Today, Sotelo is a Los Angeles County Superior Court Judge, appointed in 2002 by Gov. Gray Davis and reelected in 2010. And he's winner of the 2013 Distinguished Social Sciences Alumni Award at UCSC.
The award is presented each year to a Social Sciences graduate whose career is characterized by sustained and exemplary contributions to society through research, practice, education, policy, or service. It will be presented Friday afternoon at a reception at the Seymour Center at Long Marine Lab in conjunction with Alumni Reunion Weekend.
"David was a great inspiration to me during our undergraduate days," wrote David Korduner (Merrill, '85, politics) in nominating Sotelo. "He was thoughtful and wise, generous and kind, humble and hard working. He was the kind of person that I could only hope to become,"
"It was a great experience," Sotelo recalls of his UCSC days. "I was older, a parent, and a homeowner. Most of my fellow students were considerably younger, a few clearly attempting to discover a 'counter-culture' experience their parents may have had."
He remembers his classmates as "fun people asking important questions, not going to college just to get a job."
Sotelo said he chose UCSC while still in Balboa High School in San Francisco. Though born in Los Angeles, the son of a Baptist minister, his family moved to San Francisco when he was 10, living in the Mission and Excelsior districts.
It was the early 1970s and he was in the school library. "I saw a Santa Cruz catalog, saw a photo of students living in a teepee and said 'That's were I want to go.'"
His path to Santa Cruz was a circuitous one when his plans changed and he wanted to attend art school that included a scholarship. That morphed into a year at California Baptist University in Riverside after his father insisted he go to a Baptist college instead.
The next summer, back in San Francisco, he met a young woman he'd known in fifth grade. They married, she attended San Francisco State – carrying their newly born first son on stage when she received her degree – then graduate school at San Jose State. Sotelo put school on hold and started waiting tables to support the family.
His wife, Margaret Leal-Sotelo, later got a lecturer's job at Cabrillo College, and the family moved to Felton. (Today, she is an assistant provost in the UCLA's executive vice chancellor's office.)
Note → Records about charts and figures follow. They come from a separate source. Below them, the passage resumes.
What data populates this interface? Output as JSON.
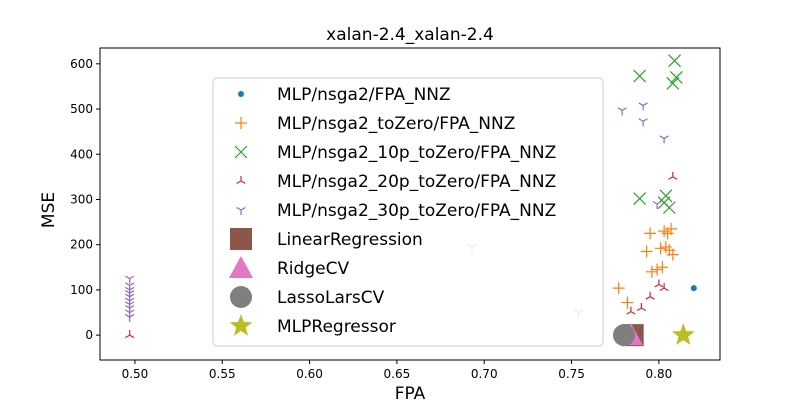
{
  "chart_data": {
    "type": "scatter",
    "title": "xalan-2.4_xalan-2.4",
    "xlabel": "FPA",
    "ylabel": "MSE",
    "xlim": [
      0.48,
      0.835
    ],
    "ylim": [
      -55,
      635
    ],
    "xticks": [
      0.5,
      0.55,
      0.6,
      0.65,
      0.7,
      0.75,
      0.8
    ],
    "xtick_labels": [
      "0.50",
      "0.55",
      "0.60",
      "0.65",
      "0.70",
      "0.75",
      "0.80"
    ],
    "yticks": [
      0,
      100,
      200,
      300,
      400,
      500,
      600
    ],
    "ytick_labels": [
      "0",
      "100",
      "200",
      "300",
      "400",
      "500",
      "600"
    ],
    "grid": false,
    "legend_position": "center",
    "series": [
      {
        "name": "MLP/nsga2/FPA_NNZ",
        "marker": "dot",
        "color": "#1f77b4",
        "points": [
          [
            0.82,
            104
          ]
        ]
      },
      {
        "name": "MLP/nsga2_toZero/FPA_NNZ",
        "marker": "plus",
        "color": "#ff7f0e",
        "points": [
          [
            0.777,
            104
          ],
          [
            0.782,
            72
          ],
          [
            0.793,
            185
          ],
          [
            0.795,
            225
          ],
          [
            0.796,
            140
          ],
          [
            0.799,
            145
          ],
          [
            0.801,
            192
          ],
          [
            0.802,
            150
          ],
          [
            0.803,
            230
          ],
          [
            0.804,
            195
          ],
          [
            0.805,
            225
          ],
          [
            0.806,
            188
          ],
          [
            0.807,
            235
          ],
          [
            0.808,
            178
          ]
        ]
      },
      {
        "name": "MLP/nsga2_10p_toZero/FPA_NNZ",
        "marker": "x",
        "color": "#2ca02c",
        "points": [
          [
            0.789,
            573
          ],
          [
            0.789,
            302
          ],
          [
            0.803,
            293
          ],
          [
            0.804,
            308
          ],
          [
            0.806,
            282
          ],
          [
            0.808,
            557
          ],
          [
            0.809,
            607
          ],
          [
            0.81,
            570
          ]
        ]
      },
      {
        "name": "MLP/nsga2_20p_toZero/FPA_NNZ",
        "marker": "tri_down",
        "color": "#d62728",
        "points": [
          [
            0.497,
            0
          ],
          [
            0.784,
            52
          ],
          [
            0.79,
            60
          ],
          [
            0.795,
            85
          ],
          [
            0.8,
            112
          ],
          [
            0.803,
            104
          ],
          [
            0.808,
            350
          ]
        ]
      },
      {
        "name": "MLP/nsga2_30p_toZero/FPA_NNZ",
        "marker": "tri_up",
        "color": "#9467bd",
        "points": [
          [
            0.497,
            40
          ],
          [
            0.497,
            50
          ],
          [
            0.497,
            60
          ],
          [
            0.497,
            68
          ],
          [
            0.497,
            76
          ],
          [
            0.497,
            85
          ],
          [
            0.497,
            93
          ],
          [
            0.497,
            100
          ],
          [
            0.497,
            110
          ],
          [
            0.497,
            125
          ],
          [
            0.693,
            195
          ],
          [
            0.754,
            50
          ],
          [
            0.779,
            497
          ],
          [
            0.791,
            508
          ],
          [
            0.791,
            473
          ],
          [
            0.799,
            290
          ],
          [
            0.803,
            435
          ]
        ]
      },
      {
        "name": "LinearRegression",
        "marker": "square",
        "color": "#8c564b",
        "points": [
          [
            0.785,
            0
          ]
        ]
      },
      {
        "name": "RidgeCV",
        "marker": "triangle",
        "color": "#e377c2",
        "points": [
          [
            0.784,
            0
          ]
        ]
      },
      {
        "name": "LassoLarsCV",
        "marker": "circle",
        "color": "#7f7f7f",
        "points": [
          [
            0.78,
            0
          ]
        ]
      },
      {
        "name": "MLPRegressor",
        "marker": "star",
        "color": "#bcbd22",
        "points": [
          [
            0.814,
            0
          ]
        ]
      }
    ]
  }
}
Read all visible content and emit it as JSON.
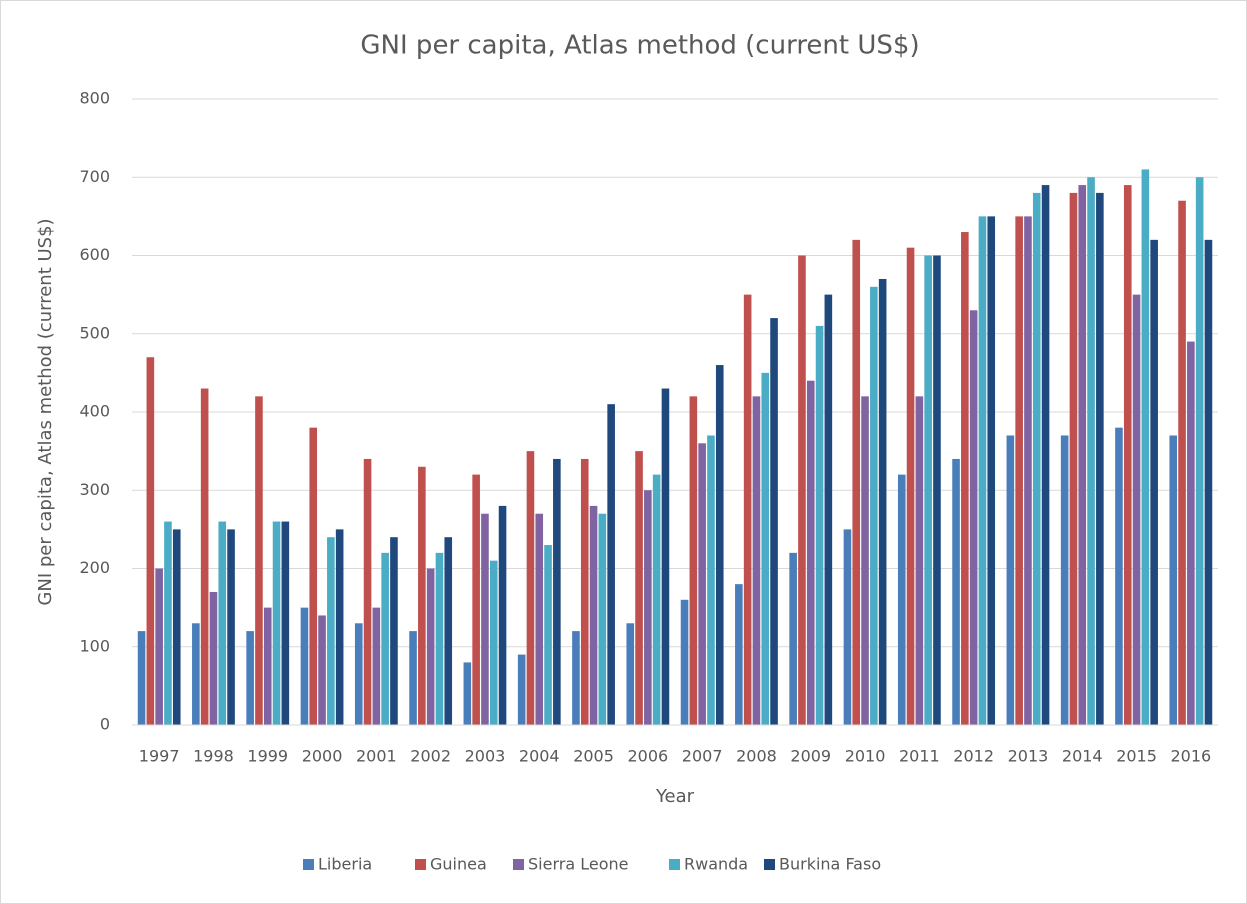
{
  "chart_data": {
    "type": "bar",
    "title": "GNI per capita, Atlas method (current US$)",
    "x_label": "Year",
    "y_label": "GNI per capita, Atlas method (current US$)",
    "categories": [
      "1997",
      "1998",
      "1999",
      "2000",
      "2001",
      "2002",
      "2003",
      "2004",
      "2005",
      "2006",
      "2007",
      "2008",
      "2009",
      "2010",
      "2011",
      "2012",
      "2013",
      "2014",
      "2015",
      "2016"
    ],
    "series": [
      {
        "name": "Liberia",
        "color": "#4a7ebb",
        "values": [
          120,
          130,
          120,
          150,
          130,
          120,
          80,
          90,
          120,
          130,
          160,
          180,
          220,
          250,
          320,
          340,
          370,
          370,
          380,
          370
        ]
      },
      {
        "name": "Guinea",
        "color": "#c0504d",
        "values": [
          470,
          430,
          420,
          380,
          340,
          330,
          320,
          350,
          340,
          350,
          420,
          550,
          600,
          620,
          610,
          630,
          650,
          680,
          690,
          670
        ]
      },
      {
        "name": "Sierra Leone",
        "color": "#8064a2",
        "values": [
          200,
          170,
          150,
          140,
          150,
          200,
          270,
          270,
          280,
          300,
          360,
          420,
          440,
          420,
          420,
          530,
          650,
          690,
          550,
          490
        ]
      },
      {
        "name": "Rwanda",
        "color": "#4bacc6",
        "values": [
          260,
          260,
          260,
          240,
          220,
          220,
          210,
          230,
          270,
          320,
          370,
          450,
          510,
          560,
          600,
          650,
          680,
          700,
          710,
          700
        ]
      },
      {
        "name": "Burkina Faso",
        "color": "#1f497d",
        "values": [
          250,
          250,
          260,
          250,
          240,
          240,
          280,
          340,
          410,
          430,
          460,
          520,
          550,
          570,
          600,
          650,
          690,
          680,
          620,
          620
        ]
      }
    ],
    "ylim": [
      0,
      800
    ],
    "yticks": [
      0,
      100,
      200,
      300,
      400,
      500,
      600,
      700,
      800
    ],
    "grid": true,
    "legend": "bottom"
  }
}
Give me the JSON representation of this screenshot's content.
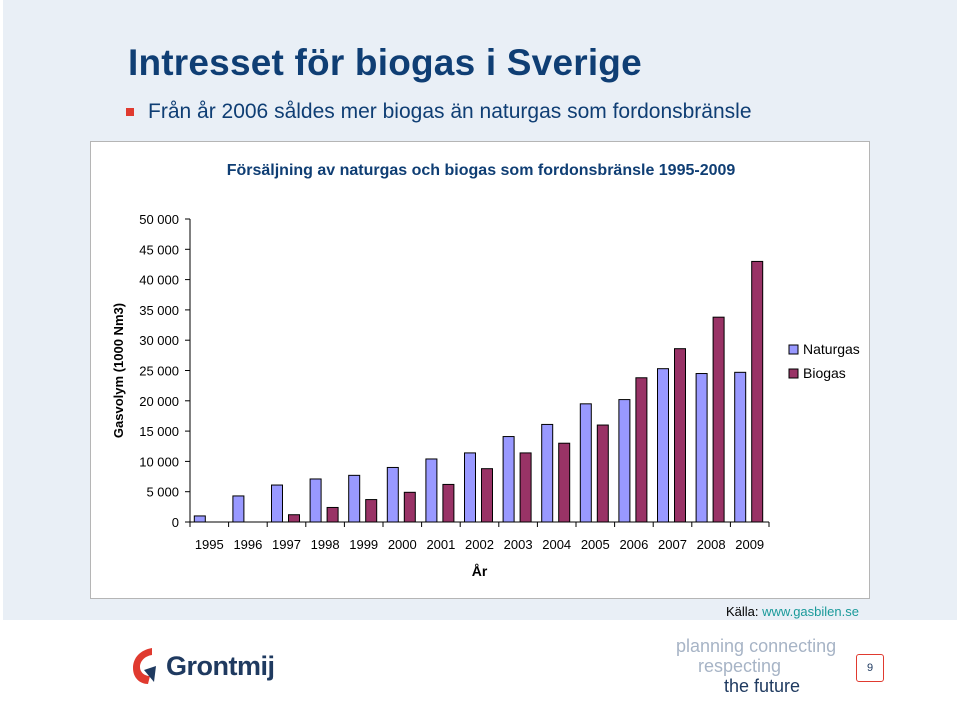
{
  "slide": {
    "title": "Intresset för biogas i Sverige",
    "bullet": "Från år 2006 såldes mer biogas än naturgas som fordonsbränsle",
    "source_label": "Källa: ",
    "source_link": "www.gasbilen.se",
    "logo_text": "Grontmij",
    "tagline": [
      "planning connecting",
      "respecting",
      "the future"
    ],
    "page_number": "9"
  },
  "colors": {
    "title": "#0f3e74",
    "naturgas": "#9999ff",
    "biogas": "#993366",
    "bullet": "#e03a2f"
  },
  "chart_data": {
    "type": "bar",
    "title": "Försäljning av naturgas och biogas som fordonsbränsle 1995-2009",
    "xlabel": "År",
    "ylabel": "Gasvolym (1000 Nm3)",
    "ylim": [
      0,
      50000
    ],
    "yticks": [
      0,
      5000,
      10000,
      15000,
      20000,
      25000,
      30000,
      35000,
      40000,
      45000,
      50000
    ],
    "ytick_labels": [
      "0",
      "5 000",
      "10 000",
      "15 000",
      "20 000",
      "25 000",
      "30 000",
      "35 000",
      "40 000",
      "45 000",
      "50 000"
    ],
    "categories": [
      "1995",
      "1996",
      "1997",
      "1998",
      "1999",
      "2000",
      "2001",
      "2002",
      "2003",
      "2004",
      "2005",
      "2006",
      "2007",
      "2008",
      "2009"
    ],
    "series": [
      {
        "name": "Naturgas",
        "values": [
          1000,
          4300,
          6100,
          7100,
          7700,
          9000,
          10400,
          11400,
          14100,
          16100,
          19500,
          20200,
          25300,
          24500,
          24700
        ]
      },
      {
        "name": "Biogas",
        "values": [
          0,
          0,
          1200,
          2400,
          3700,
          4900,
          6200,
          8800,
          11400,
          13000,
          16000,
          23800,
          28600,
          33800,
          43000
        ]
      }
    ],
    "grid": false,
    "legend": "right"
  }
}
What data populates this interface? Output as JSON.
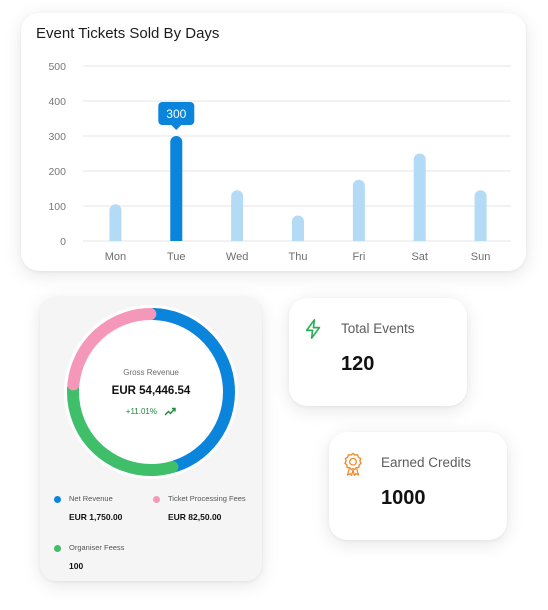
{
  "chart_data": {
    "type": "bar",
    "title": "Event Tickets Sold By Days",
    "categories": [
      "Mon",
      "Tue",
      "Wed",
      "Thu",
      "Fri",
      "Sat",
      "Sun"
    ],
    "values": [
      105,
      300,
      145,
      73,
      175,
      250,
      145
    ],
    "highlighted_category": "Tue",
    "tooltip_label": "300",
    "yticks": [
      "0",
      "100",
      "200",
      "300",
      "400",
      "500"
    ],
    "ylim": [
      0,
      500
    ],
    "grid": true,
    "colors": {
      "bar": "#b3dbf5",
      "highlight": "#0b84db",
      "tooltip": "#0b84db"
    }
  },
  "revenue": {
    "gross_label": "Gross Revenue",
    "gross_value": "EUR 54,446.54",
    "change": "+11.01%",
    "trend_icon": "trending-up-icon",
    "segments": [
      {
        "name": "Net Revenue",
        "fraction": 0.45,
        "color": "#0b84db"
      },
      {
        "name": "Organiser Feess",
        "fraction": 0.31,
        "color": "#3fbf6a"
      },
      {
        "name": "Ticket Processing Fees",
        "fraction": 0.24,
        "color": "#f497b8"
      }
    ],
    "legend": [
      {
        "label": "Net Revenue",
        "value": "EUR 1,750.00",
        "color": "#0b84db"
      },
      {
        "label": "Ticket Processing Fees",
        "value": "EUR 82,50.00",
        "color": "#f497b8"
      },
      {
        "label": "Organiser Feess",
        "value": "100",
        "color": "#3fbf6a"
      }
    ]
  },
  "stats": {
    "total_events": {
      "label": "Total Events",
      "value": "120",
      "icon": "lightning-icon",
      "icon_color": "#2fae5a"
    },
    "earned_credits": {
      "label": "Earned Credits",
      "value": "1000",
      "icon": "award-icon",
      "icon_color": "#f08a2c"
    }
  }
}
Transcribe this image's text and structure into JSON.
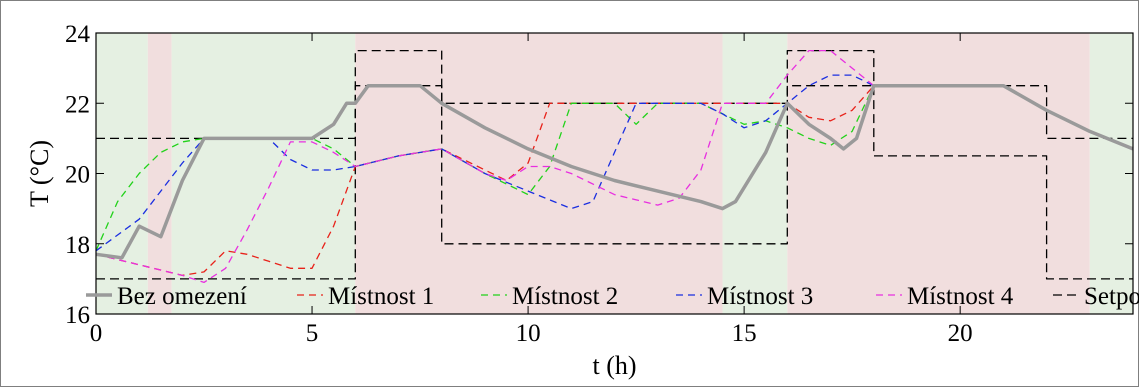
{
  "chart_data": {
    "type": "line",
    "xlabel": "t (h)",
    "ylabel": "T (°C)",
    "xlim": [
      0,
      24
    ],
    "ylim": [
      16,
      24
    ],
    "x_ticks": [
      0,
      5,
      10,
      15,
      20
    ],
    "y_ticks": [
      16,
      18,
      20,
      22,
      24
    ],
    "grid": false,
    "legend": {
      "placement": "bottom-right",
      "orientation": "horizontal"
    },
    "background_bands": [
      {
        "from": 0,
        "to": 1.2,
        "color": "#e5f0e2"
      },
      {
        "from": 1.2,
        "to": 1.75,
        "color": "#f1dede"
      },
      {
        "from": 1.75,
        "to": 6,
        "color": "#e5f0e2"
      },
      {
        "from": 6,
        "to": 14.5,
        "color": "#f1dede"
      },
      {
        "from": 14.5,
        "to": 16,
        "color": "#e5f0e2"
      },
      {
        "from": 16,
        "to": 23,
        "color": "#f1dede"
      },
      {
        "from": 23,
        "to": 24,
        "color": "#e5f0e2"
      }
    ],
    "series": [
      {
        "name": "Bez omezení",
        "color": "#9a9a9a",
        "style": "solid",
        "x": [
          0,
          0.6,
          1,
          1.5,
          2,
          2.5,
          3,
          4,
          5,
          5.5,
          5.8,
          6,
          6.3,
          7,
          7.5,
          8,
          9,
          10,
          11,
          12,
          13,
          14,
          14.5,
          14.8,
          15.5,
          16,
          16.5,
          17,
          17.3,
          17.6,
          18,
          19,
          20,
          20.5,
          21,
          22,
          23,
          24
        ],
        "values": [
          17.7,
          17.6,
          18.5,
          18.2,
          19.8,
          21,
          21,
          21,
          21,
          21.4,
          22.0,
          22.0,
          22.5,
          22.5,
          22.5,
          22.0,
          21.3,
          20.7,
          20.2,
          19.8,
          19.5,
          19.2,
          19.0,
          19.2,
          20.6,
          22.0,
          21.4,
          21.0,
          20.7,
          21.0,
          22.5,
          22.5,
          22.5,
          22.5,
          22.5,
          21.8,
          21.2,
          20.7
        ]
      },
      {
        "name": "Místnost 1",
        "color": "#e8221a",
        "style": "dashed",
        "x": [
          0,
          1,
          2,
          2.5,
          3,
          3.5,
          4,
          4.5,
          5,
          5.5,
          6,
          7,
          8,
          9,
          9.5,
          10,
          10.5,
          11,
          12,
          13,
          14,
          15,
          15.5,
          16,
          16.5,
          17,
          17.5,
          18,
          19,
          20,
          21,
          22,
          23,
          24
        ],
        "values": [
          17.7,
          17.4,
          17.1,
          17.2,
          17.8,
          17.7,
          17.5,
          17.3,
          17.3,
          18.5,
          20.2,
          20.5,
          20.7,
          20.1,
          19.8,
          20.3,
          22.0,
          22.0,
          22.0,
          22.0,
          22.0,
          22.0,
          22.0,
          22.0,
          21.6,
          21.5,
          21.8,
          22.5,
          22.5,
          22.5,
          22.5,
          21.8,
          21.2,
          20.7
        ]
      },
      {
        "name": "Místnost 2",
        "color": "#22d21a",
        "style": "dashed",
        "x": [
          0,
          0.5,
          1,
          1.5,
          2,
          2.5,
          3,
          4,
          5,
          5.5,
          6,
          7,
          8,
          9,
          10,
          10.5,
          11,
          11.5,
          12,
          12.5,
          13,
          14,
          15,
          15.5,
          16,
          16.5,
          17,
          17.5,
          18,
          19,
          20,
          21,
          22,
          23,
          24
        ],
        "values": [
          17.8,
          19.2,
          20.0,
          20.6,
          20.9,
          21.0,
          21.0,
          21.0,
          21.0,
          20.7,
          20.2,
          20.5,
          20.7,
          20.0,
          19.4,
          20.2,
          22.0,
          22.0,
          22.0,
          21.4,
          22.0,
          22.0,
          21.4,
          21.5,
          21.3,
          21.0,
          20.8,
          21.2,
          22.5,
          22.5,
          22.5,
          22.5,
          21.8,
          21.2,
          20.7
        ]
      },
      {
        "name": "Místnost 3",
        "color": "#1a2ee0",
        "style": "dashed",
        "x": [
          0,
          1,
          1.5,
          2,
          2.5,
          3,
          4,
          4.5,
          5,
          5.5,
          6,
          7,
          8,
          9,
          10,
          11,
          11.5,
          12,
          12.5,
          13,
          14,
          14.5,
          15,
          15.5,
          16,
          16.5,
          17,
          17.5,
          18,
          19,
          20,
          21,
          22,
          23,
          24
        ],
        "values": [
          17.8,
          18.7,
          19.5,
          20.3,
          21.0,
          21.0,
          21.0,
          20.4,
          20.1,
          20.1,
          20.2,
          20.5,
          20.7,
          20.0,
          19.5,
          19.0,
          19.2,
          20.6,
          22.0,
          22.0,
          22.0,
          21.7,
          21.3,
          21.5,
          22.0,
          22.5,
          22.8,
          22.8,
          22.5,
          22.5,
          22.5,
          22.5,
          21.8,
          21.2,
          20.7
        ]
      },
      {
        "name": "Místnost 4",
        "color": "#e830e0",
        "style": "dashed",
        "x": [
          0,
          1,
          2,
          2.5,
          3,
          3.5,
          4,
          4.5,
          5,
          5.5,
          6,
          7,
          8,
          9,
          9.5,
          10,
          10.5,
          11,
          12,
          13,
          13.5,
          14,
          14.5,
          15,
          15.5,
          16,
          16.5,
          17,
          17.5,
          18,
          19,
          20,
          21,
          22,
          23,
          24
        ],
        "values": [
          17.7,
          17.4,
          17.1,
          16.9,
          17.3,
          18.4,
          19.6,
          20.9,
          20.9,
          20.6,
          20.2,
          20.5,
          20.7,
          20.0,
          19.8,
          20.2,
          20.2,
          20.0,
          19.4,
          19.1,
          19.3,
          20.1,
          22.0,
          22.0,
          22.0,
          22.8,
          23.5,
          23.5,
          23.0,
          22.5,
          22.5,
          22.5,
          22.5,
          21.8,
          21.2,
          20.7
        ]
      },
      {
        "name": "Setpoint",
        "color": "#000000",
        "style": "dashed",
        "segments": [
          {
            "x": [
              0,
              6,
              6,
              8,
              8,
              16,
              16,
              22,
              22,
              24
            ],
            "values": [
              21,
              21,
              22.5,
              22.5,
              22,
              22,
              22.5,
              22.5,
              21,
              21
            ]
          },
          {
            "x": [
              0,
              6,
              6,
              8,
              8,
              16,
              16,
              18,
              18,
              22,
              22,
              24
            ],
            "values": [
              17,
              17,
              23.5,
              23.5,
              18,
              18,
              23.5,
              23.5,
              20.5,
              20.5,
              17,
              17
            ]
          }
        ]
      }
    ]
  }
}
In the early '80s, Sotelo went back to school, taking summer classes at UCSC, son number two was born, and he got a job waiting tables at Deer Park Tavern.
When he graduated he had thoughts of pursuing a Ph.D. in the history of consciousness. His wife sat him down: "'How many waiters have Ph.D's?'" she asked, and he opted for UCLA law school.
Love for criminal law
"I fell in love with criminal law," he said. "It's applied philosophy – how we live together – and politics all wrapped in one."
His first job out of law school was in a Beverly Hills law office. Two years later he wanted to apply to the public defender's office so he could defend poor people accused of crimes. Then a law school professor told him that as a new attorney "you will make a mistake, everyone does. Who should pay for your mistakes? Your client sitting next to you?"
"I thought I should challenge myself," he said, and also applied to the district attorney's office.
Both offices offered him a job. Both offices were in the same building but on different floors. "The question was, on that Monday, at 8:30 in the morning, which floor do I go to?"
"I challenged myself – and got off on the prosecutors' floor."
Sotelo said his years as a prosecutor opened his eyes. "All the victims looked like my people," he said. "I'd tell my friends, 'I am a civil rights attorney.' I am representing poor people."
In the aftermath of the Rodney King beating, Sotelo was recruited to be part of a team prosecuting police and government officials accused of abuse or other criminal activity. It wasn't long before "I knew I had to do something else" and he received an appointment as a Court Commissioner in East L.A.
Successful drug court
As a Court Commissioner he was challenged to help start a non-adversarial drug court in East L.A. It's a cooperative approach for hard-core addicts in which the district attorney, public defender, judge, and a contract vendor work as a team to help addicts keep themselves clean. Daily drug tests are part of the program along with counseling.
Of 17 drug courts in Los Angeles County, Sotelo says his was the most successful. "I felt like I was back in my dad's church, guys who graduated would cry."
Ten years ago, after his appointment to the superior court, he helped start a teen court at a Los Angeles high school. That work, challenging teens to examine their behavior, continues today.
In addition to presiding over criminal trials, Sotelo is also working with the Museum of Tolerance to hold teen courts on issues of intolerance. In the program called SHADES (Stopping Hate and Delinquency by Empowering Students), teens take testimony from victims and suspects and pass sentences.
"It's a variation of teen court," he said, "our focus is on bullying."